The idea was intuitive and highly attractive for a number of reasons. Essentially, if you noticed a small coffee chain with a line out the door, you bought that stock. If you worked in the aerospace industry, all the more reason to buy stock in your own firm.
Lynch made his clients a lot of money, of course. But buying what you know wasn’t a winning strategy for all investors. Someone bought stock in an industry that has since ceased to matter. Someone else bought shares in a doughnut shop that didn’t expand like that coffee chain.
What got me thinking about the example of Lynch is his inverse, the indexing pioneer and Vanguard Group founder John Bogle. Speaking to the CFA Institute in May, Bogle offered a few simple observations on the problem of fund managers.

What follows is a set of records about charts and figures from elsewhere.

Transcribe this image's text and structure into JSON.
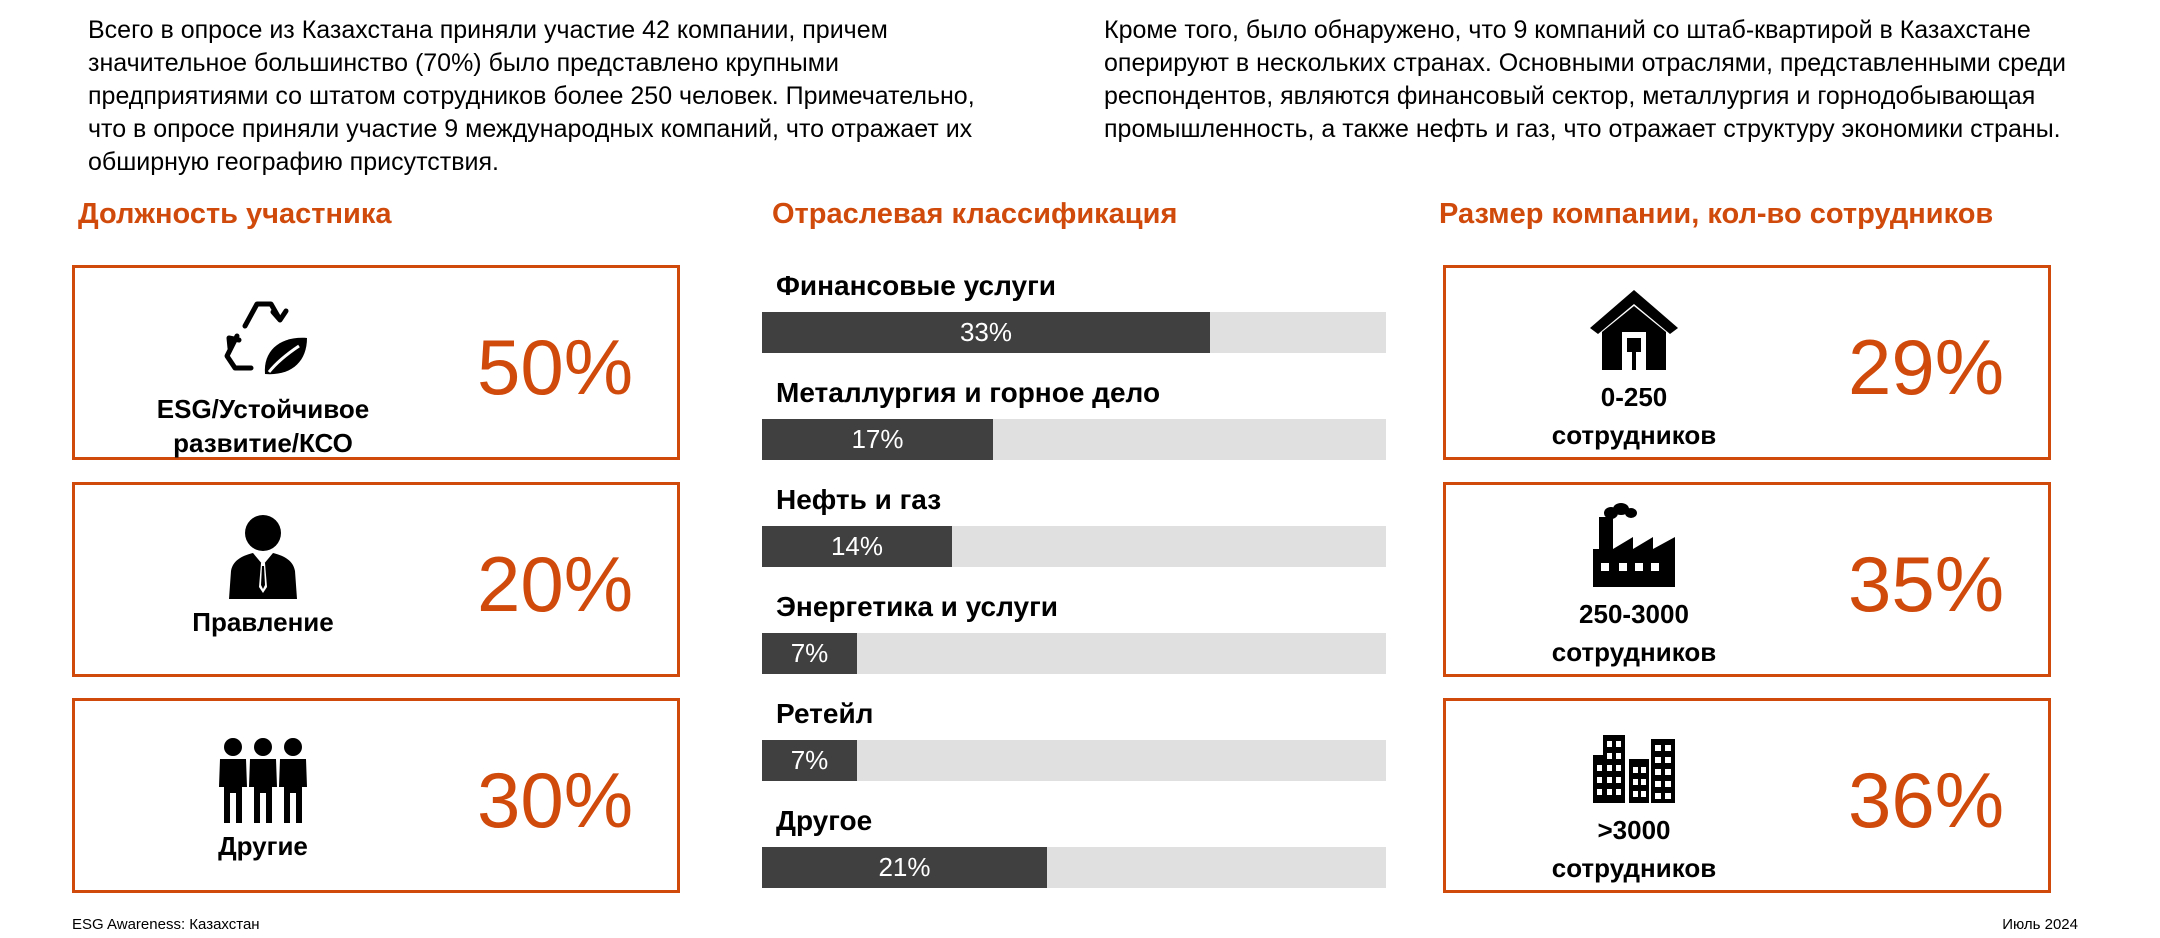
{
  "intro": {
    "left": "Всего в опросе из Казахстана приняли участие 42 компании, причем значительное большинство (70%) было представлено крупными предприятиями со штатом сотрудников более 250 человек. Примечательно, что в опросе приняли участие 9 международных компаний, что отражает их обширную географию присутствия.",
    "right": "Кроме того, было обнаружено, что 9 компаний со штаб-квартирой в Казахстане оперируют в нескольких странах. Основными отраслями, представленными среди респондентов, являются финансовый сектор, металлургия и горнодобывающая промышленность, а также нефть и газ, что отражает структуру экономики страны."
  },
  "sections": {
    "position": "Должность участника",
    "industry": "Отраслевая классификация",
    "size": "Размер компании, кол-во сотрудников"
  },
  "position_cards": [
    {
      "label_line1": "ESG/Устойчивое",
      "label_line2": "развитие/КСО",
      "value": "50%",
      "icon": "recycle-leaf-icon"
    },
    {
      "label_line1": "Правление",
      "label_line2": "",
      "value": "20%",
      "icon": "businessman-icon"
    },
    {
      "label_line1": "Другие",
      "label_line2": "",
      "value": "30%",
      "icon": "group-people-icon"
    }
  ],
  "size_cards": [
    {
      "label_line1": "0-250",
      "label_line2": "сотрудников",
      "value": "29%",
      "icon": "house-icon"
    },
    {
      "label_line1": "250-3000",
      "label_line2": "сотрудников",
      "value": "35%",
      "icon": "factory-icon"
    },
    {
      "label_line1": ">3000",
      "label_line2": "сотрудников",
      "value": "36%",
      "icon": "city-buildings-icon"
    }
  ],
  "chart_data": [
    {
      "type": "bar",
      "orientation": "horizontal",
      "title": "Отраслевая классификация",
      "categories": [
        "Финансовые услуги",
        "Металлургия и горное дело",
        "Нефть и газ",
        "Энергетика и услуги",
        "Ретейл",
        "Другое"
      ],
      "values": [
        33,
        17,
        14,
        7,
        7,
        21
      ],
      "value_labels": [
        "33%",
        "17%",
        "14%",
        "7%",
        "7%",
        "21%"
      ],
      "xlim": [
        0,
        46
      ],
      "colors": {
        "bar": "#404040",
        "track": "#e0e0e0"
      }
    },
    {
      "type": "table",
      "title": "Должность участника",
      "categories": [
        "ESG/Устойчивое развитие/КСО",
        "Правление",
        "Другие"
      ],
      "values": [
        50,
        20,
        30
      ]
    },
    {
      "type": "table",
      "title": "Размер компании, кол-во сотрудников",
      "categories": [
        "0-250 сотрудников",
        "250-3000 сотрудников",
        ">3000 сотрудников"
      ],
      "values": [
        29,
        35,
        36
      ]
    }
  ],
  "colors": {
    "accent": "#d04a0c",
    "bar": "#404040",
    "track": "#e0e0e0"
  },
  "footer": {
    "left": "ESG Awareness: Казахстан",
    "right": "Июль 2024"
  }
}
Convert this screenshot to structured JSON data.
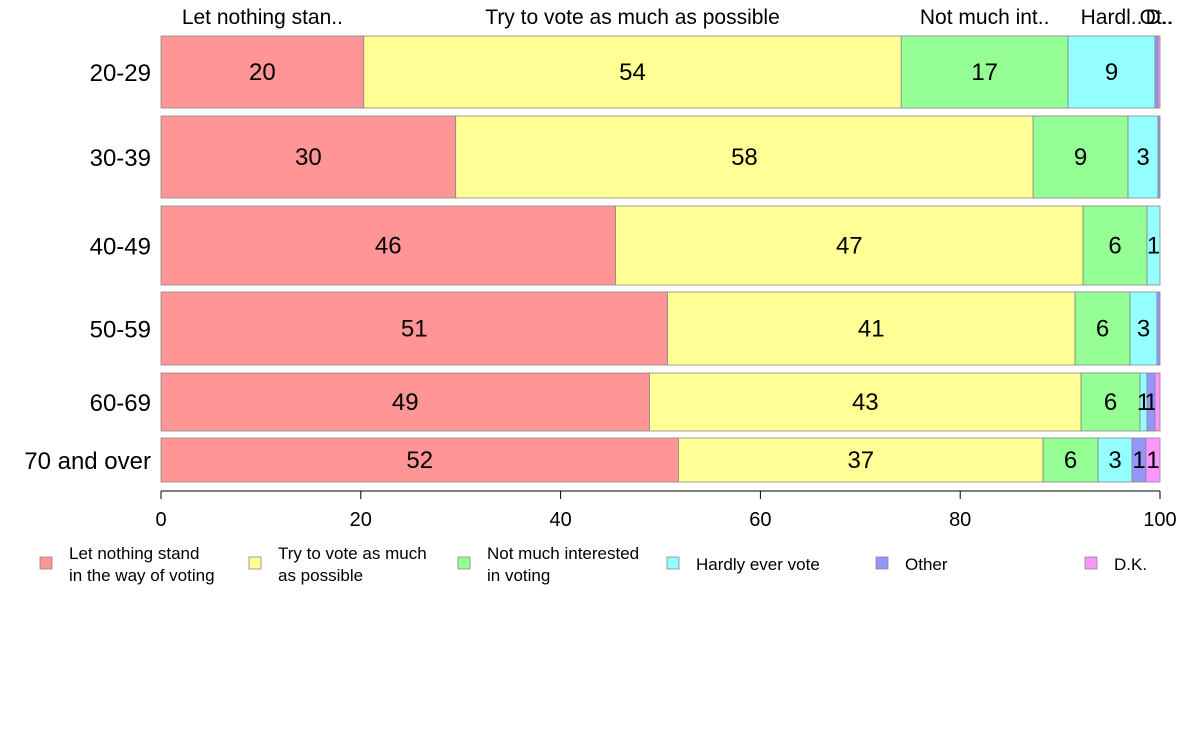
{
  "chart_data": {
    "type": "bar",
    "orientation": "horizontal",
    "stacked": true,
    "categories": [
      "20-29",
      "30-39",
      "40-49",
      "50-59",
      "60-69",
      "70 and over"
    ],
    "series": [
      {
        "name": "Let nothing stand in the way of voting",
        "legend_lines": [
          "Let nothing stand",
          "in the way of voting"
        ],
        "top_label": "Let nothing stan..",
        "color": "#ff9595",
        "values": [
          20.3,
          29.5,
          45.5,
          50.7,
          48.9,
          51.8
        ],
        "labels": [
          "20",
          "30",
          "46",
          "51",
          "49",
          "52"
        ]
      },
      {
        "name": "Try to vote as much as possible",
        "legend_lines": [
          "Try to vote as much",
          "as possible"
        ],
        "top_label": "Try to vote as much as possible",
        "color": "#ffff95",
        "values": [
          53.8,
          57.8,
          46.8,
          40.8,
          43.2,
          36.5
        ],
        "labels": [
          "54",
          "58",
          "47",
          "41",
          "43",
          "37"
        ]
      },
      {
        "name": "Not much interested in voting",
        "legend_lines": [
          "Not much interested",
          "in voting"
        ],
        "top_label": "Not much int..",
        "color": "#95ff95",
        "values": [
          16.7,
          9.5,
          6.4,
          5.5,
          5.9,
          5.5
        ],
        "labels": [
          "17",
          "9",
          "6",
          "6",
          "6",
          "6"
        ]
      },
      {
        "name": "Hardly ever vote",
        "legend_lines": [
          "Hardly ever vote"
        ],
        "top_label": "Hardl..",
        "color": "#95ffff",
        "values": [
          8.7,
          3.0,
          1.3,
          2.7,
          0.7,
          3.4
        ],
        "labels": [
          "9",
          "3",
          "1",
          "3",
          "1",
          "3"
        ]
      },
      {
        "name": "Other",
        "legend_lines": [
          "Other"
        ],
        "top_label": "Ot..",
        "color": "#9595ff",
        "values": [
          0.3,
          0.2,
          0.0,
          0.3,
          0.8,
          1.4
        ],
        "labels": [
          "",
          "",
          "",
          "",
          "1",
          "1"
        ]
      },
      {
        "name": "D.K.",
        "legend_lines": [
          "D.K."
        ],
        "top_label": "D..",
        "color": "#ff95ff",
        "values": [
          0.2,
          0.0,
          0.0,
          0.0,
          0.5,
          1.4
        ],
        "labels": [
          "",
          "",
          "",
          "",
          "",
          "1"
        ]
      }
    ],
    "xlim": [
      0,
      100
    ],
    "xticks": [
      0,
      20,
      40,
      60,
      80,
      100
    ],
    "grid": false,
    "legend_position": "bottom"
  }
}
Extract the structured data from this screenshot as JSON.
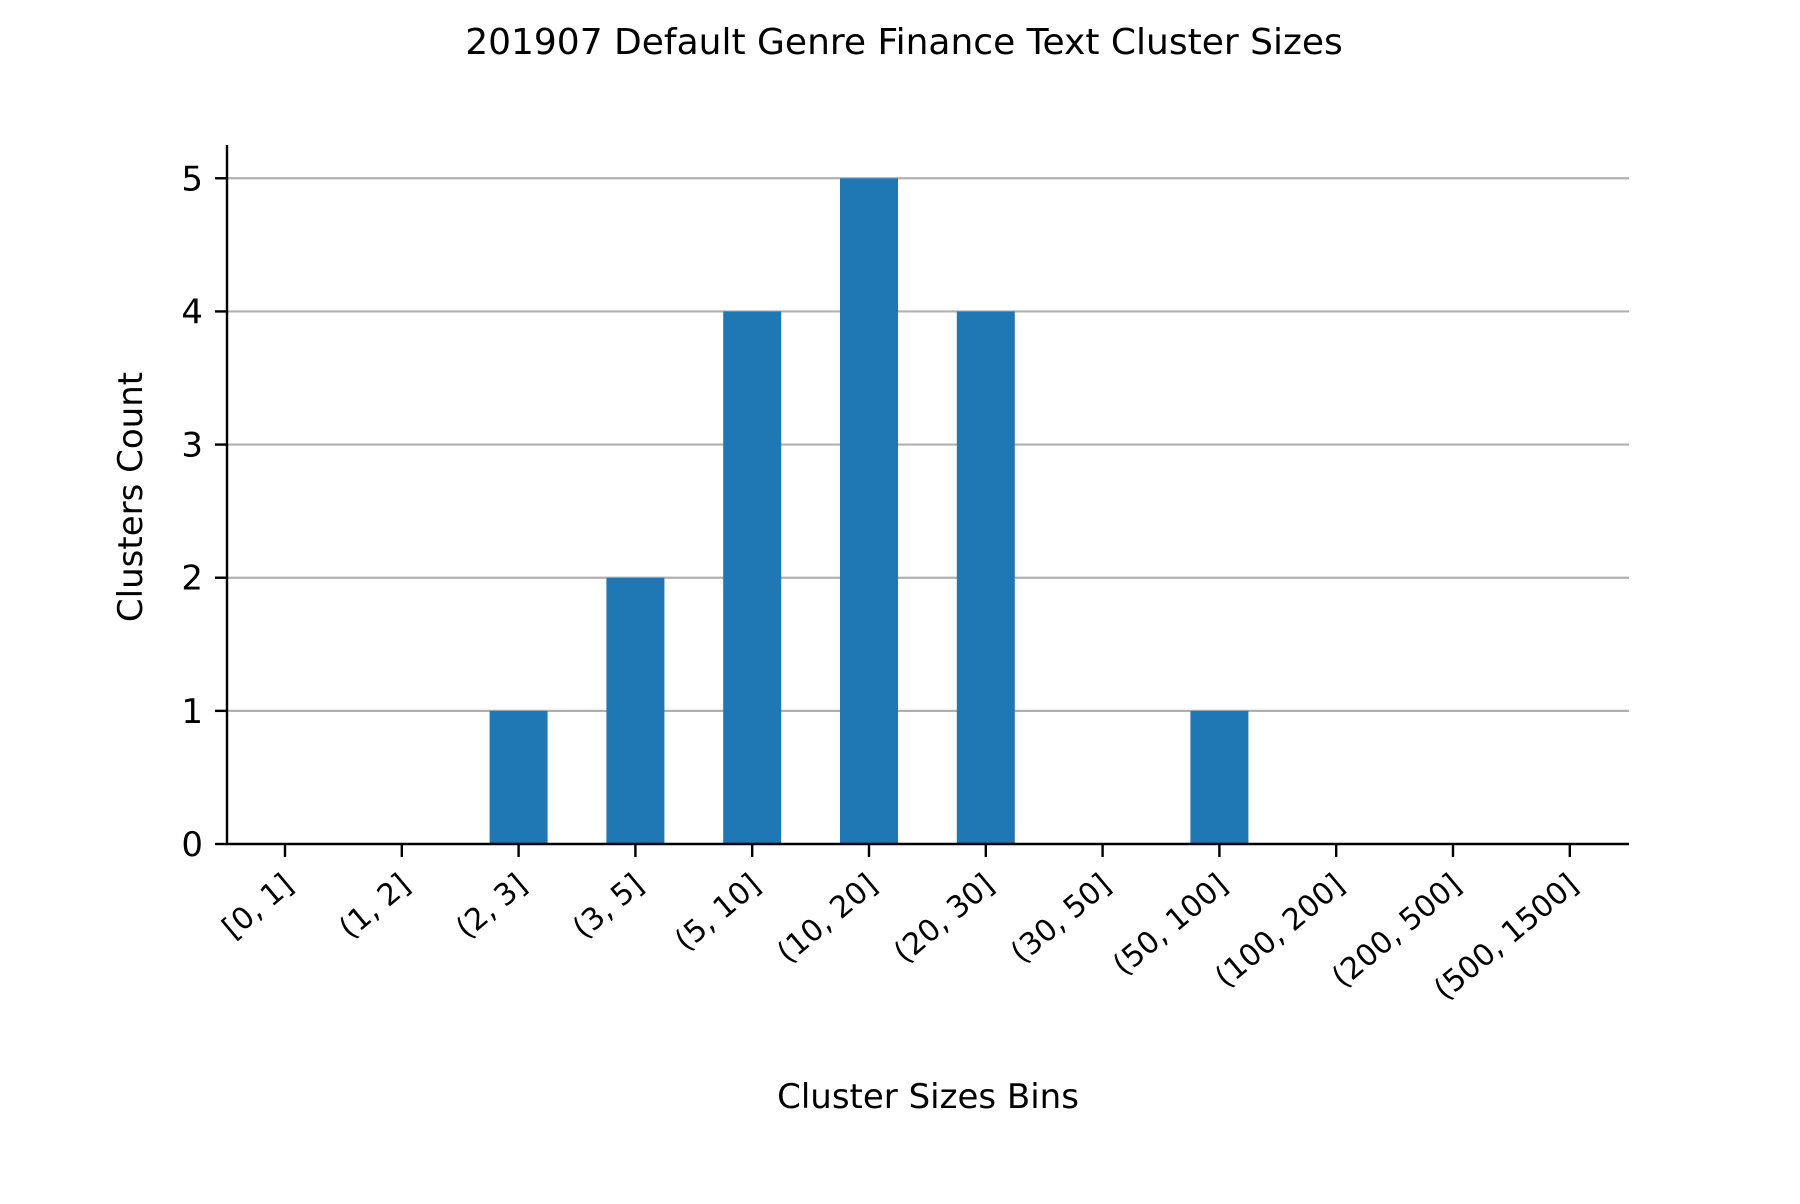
{
  "chart_data": {
    "type": "bar",
    "title": "201907 Default Genre Finance Text Cluster Sizes",
    "xlabel": "Cluster Sizes Bins",
    "ylabel": "Clusters Count",
    "categories": [
      "[0, 1]",
      "(1, 2]",
      "(2, 3]",
      "(3, 5]",
      "(5, 10]",
      "(10, 20]",
      "(20, 30]",
      "(30, 50]",
      "(50, 100]",
      "(100, 200]",
      "(200, 500]",
      "(500, 1500]"
    ],
    "values": [
      0,
      0,
      1,
      2,
      4,
      5,
      4,
      0,
      1,
      0,
      0,
      0
    ],
    "yticks": [
      0,
      1,
      2,
      3,
      4,
      5
    ],
    "ylim": [
      0,
      5.25
    ],
    "grid": "horizontal",
    "legend": "none",
    "colors": {
      "bar": "#1f77b4",
      "grid": "#b0b0b0",
      "axis": "#000000"
    }
  }
}
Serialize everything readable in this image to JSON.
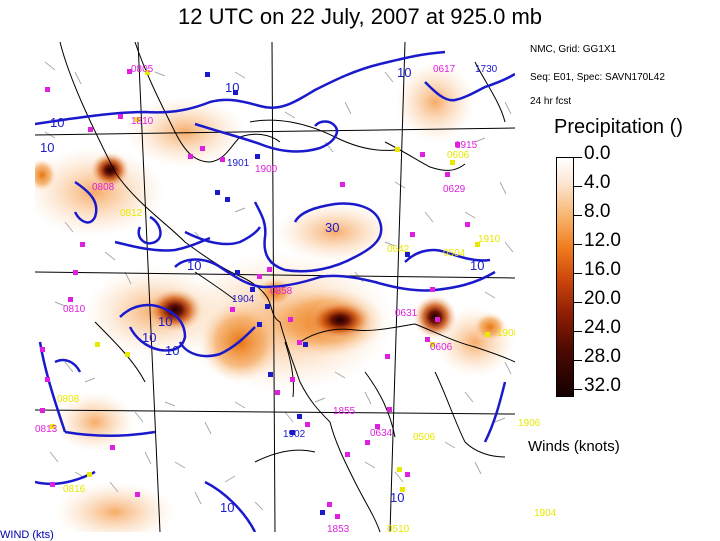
{
  "title": "12 UTC on 22 July, 2007 at 925.0 mb",
  "info_lines": [
    "NMC, Grid: GG1X1",
    "Seq: E01, Spec: SAVN170L42",
    "24 hr fcst"
  ],
  "legend": {
    "title": "Precipitation ()",
    "ticks": [
      "0.0",
      "4.0",
      "8.0",
      "12.0",
      "16.0",
      "20.0",
      "24.0",
      "28.0",
      "32.0"
    ]
  },
  "winds_label": "Winds (knots)",
  "bottom_label": "WIND (kts)",
  "colors": {
    "contour": "#1a1acc",
    "station_magenta": "#e020e0",
    "station_yellow": "#e8e800",
    "station_blue": "#1a1acc",
    "coast": "#000000"
  },
  "contour_labels": [
    "10",
    "10",
    "10",
    "10",
    "10",
    "10",
    "10",
    "10",
    "30",
    "10",
    "10",
    "10"
  ],
  "station_labels": {
    "magenta": [
      "0805",
      "0617",
      "1900",
      "0808",
      "0629",
      "0810",
      "0858",
      "0631",
      "1855",
      "0634",
      "0813",
      "1853",
      "1915",
      "1810",
      "0606"
    ],
    "blue": [
      "1730",
      "1901",
      "1904",
      "1902"
    ],
    "yellow": [
      "1910",
      "0504",
      "1908",
      "1906",
      "0506",
      "0510",
      "1904",
      "0812",
      "0816",
      "0808",
      "0642",
      "0606"
    ]
  }
}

“Only 57% of equity mutual funds in existence ten years ago survived the decade. If we extrapolate that failure rate forward for a four-fund portfolio over an investment lifetime of, say, 60 years, we would expect the client to experience ten fund failures,” Bogle said.
What Bogle is saying amounts to a plain English explanation of survivorship bias, the tactic among fund companies of burying their dead by dissolving funds that fail.
Like Lynch picking Starbucks, the assumption is that every big winner will win by enough to wipe out the scores of losers. Lynch called a great stock a “10 bagger,” meaning a stock that increases tenfold in value while you own it.
Left unsaid is the effect of even a single “negative 10 bagger” that results in a major, unrecoverable loss.
Mutual funds are supposed to fix this problem by providing diversification. If an actively managed fund owns 50 or 100 stocks, the presumption is that there will be more winners than losers, and that chasing the winners higher and cutting losses on the losers will result in better overall returns, year after year.
Except, of course, that the facts often don’t support the fantasy. Most active mutual funds lag the indexes they track, especially after fees. Survivorship bias allows fund companies to claim genius-level talent that doesn’t exist.
Bogle again: “Take into consideration the average tenure of active fund managers. The asset-weighted average tenure of active equity fund managers is just under nine years. Again, extrapolating that past experience, an investor with a four-fund portfolio would experience 27 manager changes over the next 60 years. After all those fund failures and manager changes, to say nothing of the onerous annual costs, what are the chances that such a client would even come close to matching the return of the S&P 500?”
The short answer is, not close at all. S&P Dow Jones Indices tracked thousands of funds over 15 years and concluded that actively managed funds — large-cap, mid-cap or small-cap — trailed the benchmarks, year after year.
An S&P analyst concluded from the data that fee collecting by active managers is doomed. Her charitable conclusion is that active managers will find other ways to add value, perhaps by investing quite differently than the index itself.
Which just brings up the sobering prospect of risk. Who wants to pay a price, any price, to take a higher than necessary risk? If you think your fund manager is the second coming of Peter Lynch, perhaps. But most are not.
“The solution seems too obvious to explain,” Bogle told the CFA audience. “We are in a new era of professional investing, one in which the rules of best practice are gradually changing. None of us in this profession — no matter what we believe the optimal investment strategy — can ignore the importance of costs, of indexing and of long-term focus.”